Ao longo do século XIX foi criada, e se manteve por muitas décadas, uma versão da história da Independência que apregoava a inexistência de conflitos. Independência pacífica e independência negociada eram expressões para definir uma suposta característica do processo de emancipação das colônias portuguesas. Sabe-se hoje, depois de dezenas de novas pesquisas, que essa visão não pode ser mais aceita. Pesquisas mais recentes apresentam outro dado: ao lado da luta contra os portugueses, houve também outra luta do “Povo” contra o “povo”.
“Povo”, com inicial maiúscula, na época designava as elites, enquanto a expressão “povo” era utilizada para definir mulatos, pardos e negros, inclusive os escravos. De fato, desde o primeiro momento, o projeto das elites era fazer uma emancipação que não alterasse as estruturas econômicas e sociais. O liberalismo de nossas elites não incluía o fim da escravidão. Mas é claro que as notícias corriam, e escravos e negros libertos tinham a capacidade de pensar em realizar outra independência, talvez semelhante àquela ocorrida no Haiti.

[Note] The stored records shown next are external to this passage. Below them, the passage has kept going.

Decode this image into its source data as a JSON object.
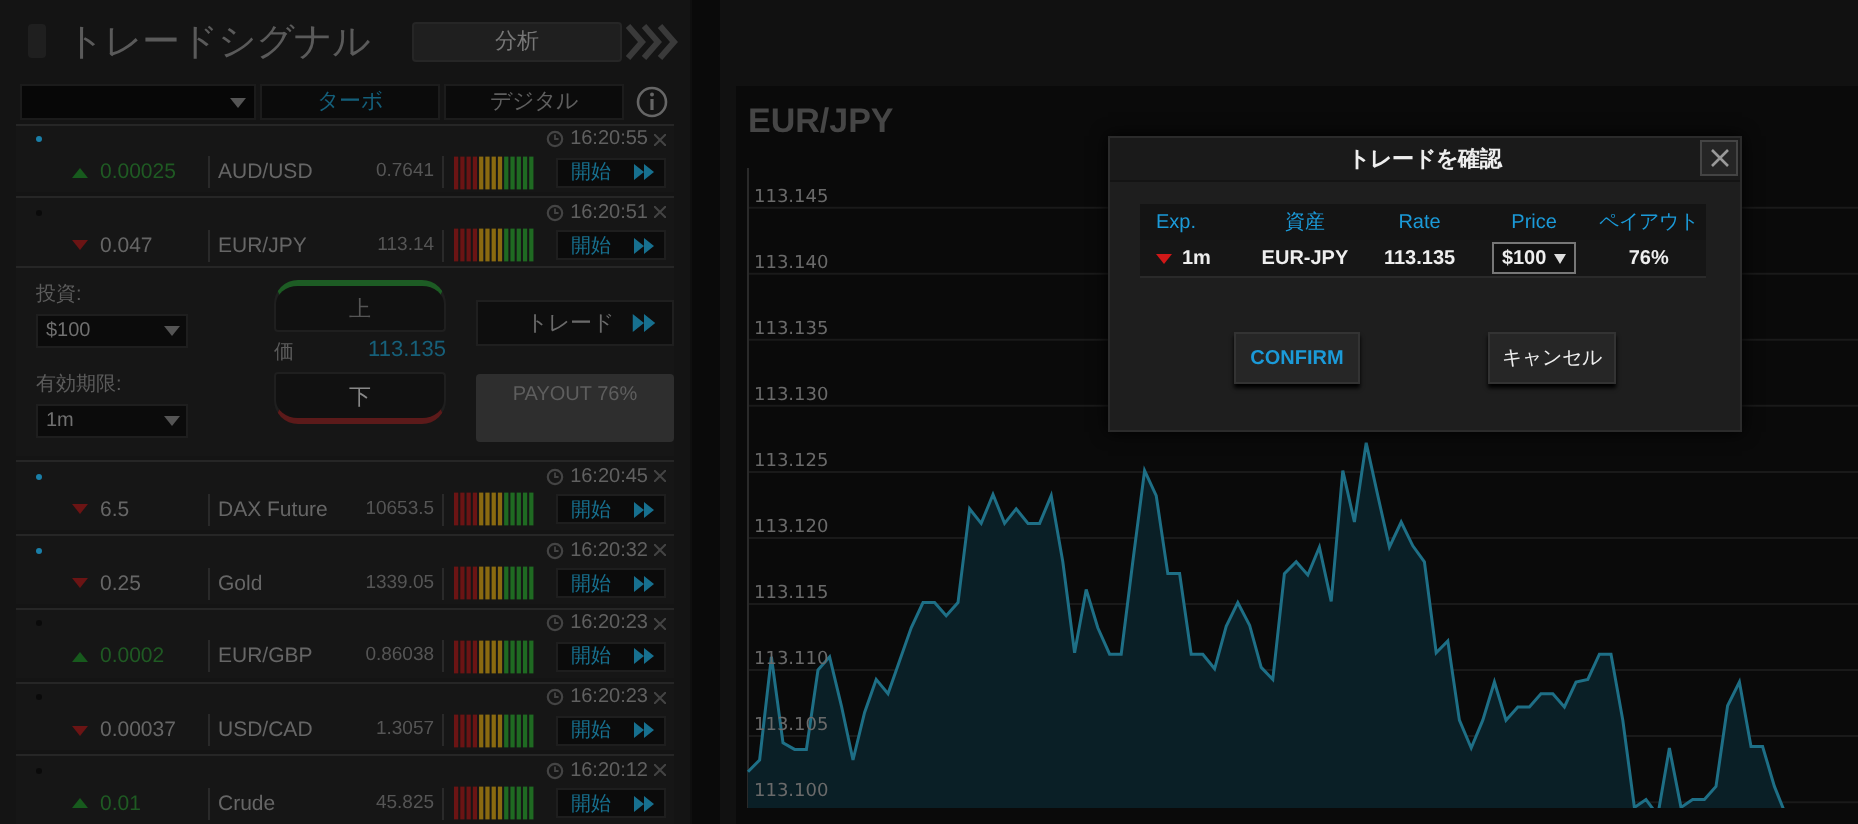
{
  "sidebar": {
    "title": "トレードシグナル",
    "analysis_button": "分析",
    "filter": {
      "tabs": [
        {
          "label": "ターボ",
          "selected": true
        },
        {
          "label": "デジタル",
          "selected": false
        }
      ]
    },
    "signals": [
      {
        "color": "#1a7fa8",
        "time": "16:20:55",
        "rising": true,
        "change": "0.00025",
        "asset": "AUD/USD",
        "price": "0.7641",
        "start": "開始"
      },
      {
        "color": "#0a0a0a",
        "time": "16:20:51",
        "rising": false,
        "change": "0.047",
        "asset": "EUR/JPY",
        "price": "113.14",
        "start": "開始",
        "detail": {
          "invest_label": "投資:",
          "invest_value": "$100",
          "expiry_label": "有効期限:",
          "expiry_value": "1m",
          "up": "上",
          "down": "下",
          "rate_label": "価",
          "rate": "113.135",
          "trade": "トレード",
          "payout": "PAYOUT 76%"
        }
      },
      {
        "color": "#1a7fa8",
        "time": "16:20:45",
        "rising": false,
        "change": "6.5",
        "asset": "DAX Future",
        "price": "10653.5",
        "start": "開始"
      },
      {
        "color": "#1a7fa8",
        "time": "16:20:32",
        "rising": false,
        "change": "0.25",
        "asset": "Gold",
        "price": "1339.05",
        "start": "開始"
      },
      {
        "color": "#0a0a0a",
        "time": "16:20:23",
        "rising": true,
        "change": "0.0002",
        "asset": "EUR/GBP",
        "price": "0.86038",
        "start": "開始"
      },
      {
        "color": "#0a0a0a",
        "time": "16:20:23",
        "rising": false,
        "change": "0.00037",
        "asset": "USD/CAD",
        "price": "1.3057",
        "start": "開始"
      },
      {
        "color": "#0a0a0a",
        "time": "16:20:12",
        "rising": true,
        "change": "0.01",
        "asset": "Crude",
        "price": "45.825",
        "start": "開始"
      }
    ]
  },
  "chart": {
    "chart_data": {
      "type": "area",
      "title": "EUR/JPY",
      "grid": true,
      "ylim": [
        113.0985,
        113.148
      ],
      "yticks": [
        {
          "value": 113.1,
          "label": "113.100"
        },
        {
          "value": 113.105,
          "label": "113.105"
        },
        {
          "value": 113.11,
          "label": "113.110"
        },
        {
          "value": 113.115,
          "label": "113.115"
        },
        {
          "value": 113.12,
          "label": "113.120"
        },
        {
          "value": 113.125,
          "label": "113.125"
        },
        {
          "value": 113.13,
          "label": "113.130"
        },
        {
          "value": 113.135,
          "label": "113.135"
        },
        {
          "value": 113.14,
          "label": "113.140"
        },
        {
          "value": 113.145,
          "label": "113.145"
        }
      ],
      "series": [
        {
          "color": "#1e6f86",
          "values": [
            113.1023,
            113.1032,
            113.111,
            113.1045,
            113.104,
            113.104,
            113.11,
            113.111,
            113.1073,
            113.1032,
            113.1068,
            113.1093,
            113.1082,
            113.1107,
            113.1132,
            113.1151,
            113.1151,
            113.1141,
            113.1151,
            113.1222,
            113.1211,
            113.1233,
            113.1211,
            113.1222,
            113.1211,
            113.1211,
            113.1232,
            113.1182,
            113.1113,
            113.1161,
            113.1132,
            113.1112,
            113.1112,
            113.1182,
            113.1251,
            113.1232,
            113.1173,
            113.1173,
            113.1112,
            113.1112,
            113.1101,
            113.1133,
            113.1151,
            113.1134,
            113.1102,
            113.1093,
            113.1173,
            113.1182,
            113.1172,
            113.1193,
            113.1152,
            113.1251,
            113.1212,
            113.1272,
            113.1232,
            113.1193,
            113.1212,
            113.1194,
            113.1182,
            113.1113,
            113.1122,
            113.1062,
            113.1041,
            113.1062,
            113.1091,
            113.1062,
            113.1072,
            113.1072,
            113.1082,
            113.1082,
            113.1072,
            113.1091,
            113.1093,
            113.1112,
            113.1112,
            113.1062,
            113.0996,
            113.1002,
            113.099,
            113.1041,
            113.0996,
            113.1002,
            113.1002,
            113.1012,
            113.1073,
            113.1091,
            113.1042,
            113.1042,
            113.1012,
            113.099
          ]
        }
      ]
    }
  },
  "dialog": {
    "title": "トレードを確認",
    "columns": [
      "Exp.",
      "資産",
      "Rate",
      "Price",
      "ペイアウト"
    ],
    "row": {
      "rising": false,
      "expiry": "1m",
      "asset": "EUR-JPY",
      "rate": "113.135",
      "price": "$100",
      "payout": "76%"
    },
    "confirm": "CONFIRM",
    "cancel": "キャンセル"
  }
}
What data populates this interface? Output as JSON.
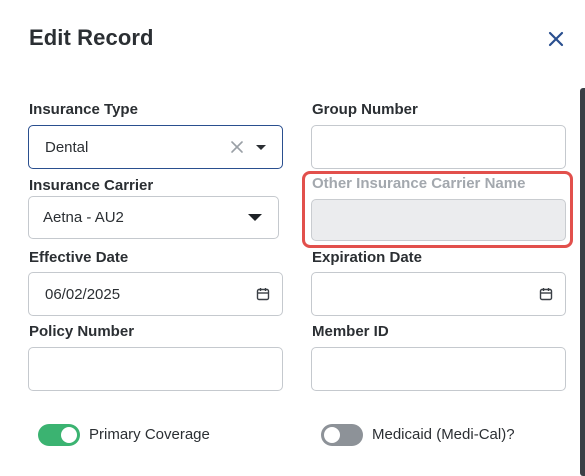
{
  "dialog": {
    "title": "Edit Record",
    "close_icon": "close-icon"
  },
  "form": {
    "insurance_type": {
      "label": "Insurance Type",
      "value": "Dental"
    },
    "group_number": {
      "label": "Group Number",
      "value": ""
    },
    "insurance_carrier": {
      "label": "Insurance Carrier",
      "value": "Aetna - AU2"
    },
    "other_carrier_name": {
      "label": "Other Insurance Carrier Name",
      "value": ""
    },
    "effective_date": {
      "label": "Effective Date",
      "value": "06/02/2025"
    },
    "expiration_date": {
      "label": "Expiration Date",
      "value": ""
    },
    "policy_number": {
      "label": "Policy Number",
      "value": ""
    },
    "member_id": {
      "label": "Member ID",
      "value": ""
    }
  },
  "toggles": {
    "primary_coverage": {
      "label": "Primary Coverage",
      "on": true
    },
    "medicaid": {
      "label": "Medicaid (Medi-Cal)?",
      "on": false
    }
  },
  "colors": {
    "focus_border": "#2a4f8f",
    "highlight": "#e2504c",
    "toggle_on": "#3bb371",
    "toggle_off": "#8d9298",
    "close_icon": "#2a4f8f"
  }
}
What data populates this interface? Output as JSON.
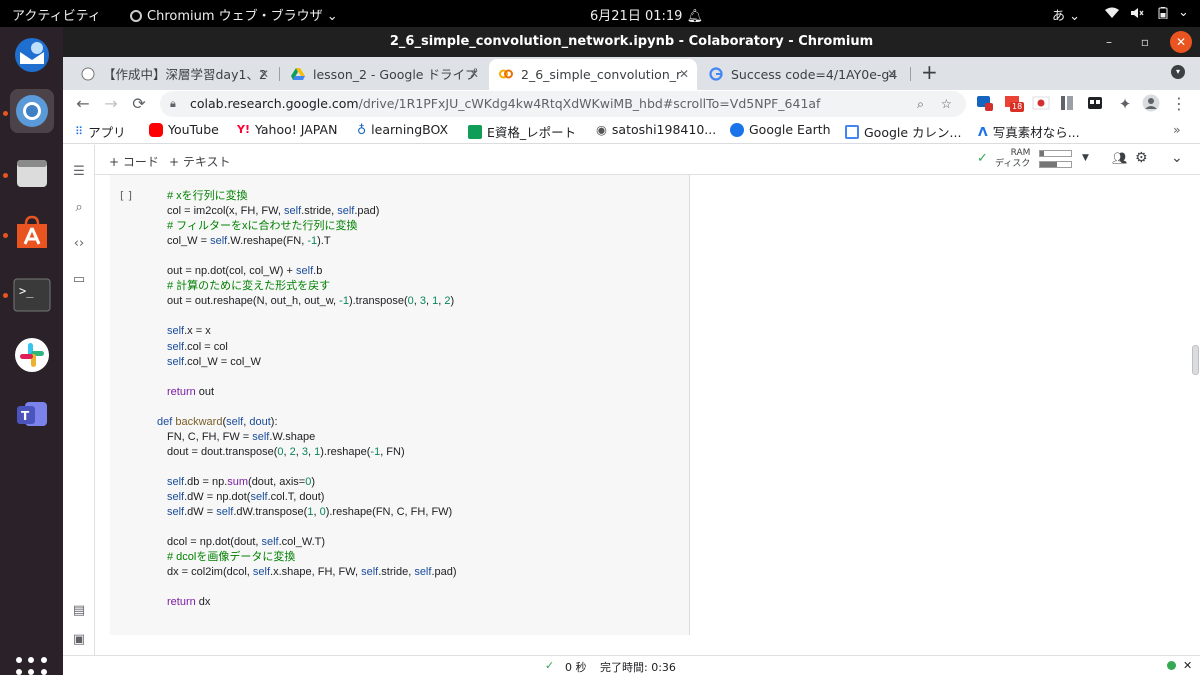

Esse era o grande medo das elites, que não hesitaram em usar a força bruta para liquidar qualquer possibilidade de perderem o controle do processo.
A par do conflito interno, houve também lutas contra as tropas portuguesas sediadas em várias províncias. Em alguns locais, as tropas portuguesas receberam auxílio de grupos ou pessoas nascidas nas províncias e que optavam por continuar fiéis a Portugal.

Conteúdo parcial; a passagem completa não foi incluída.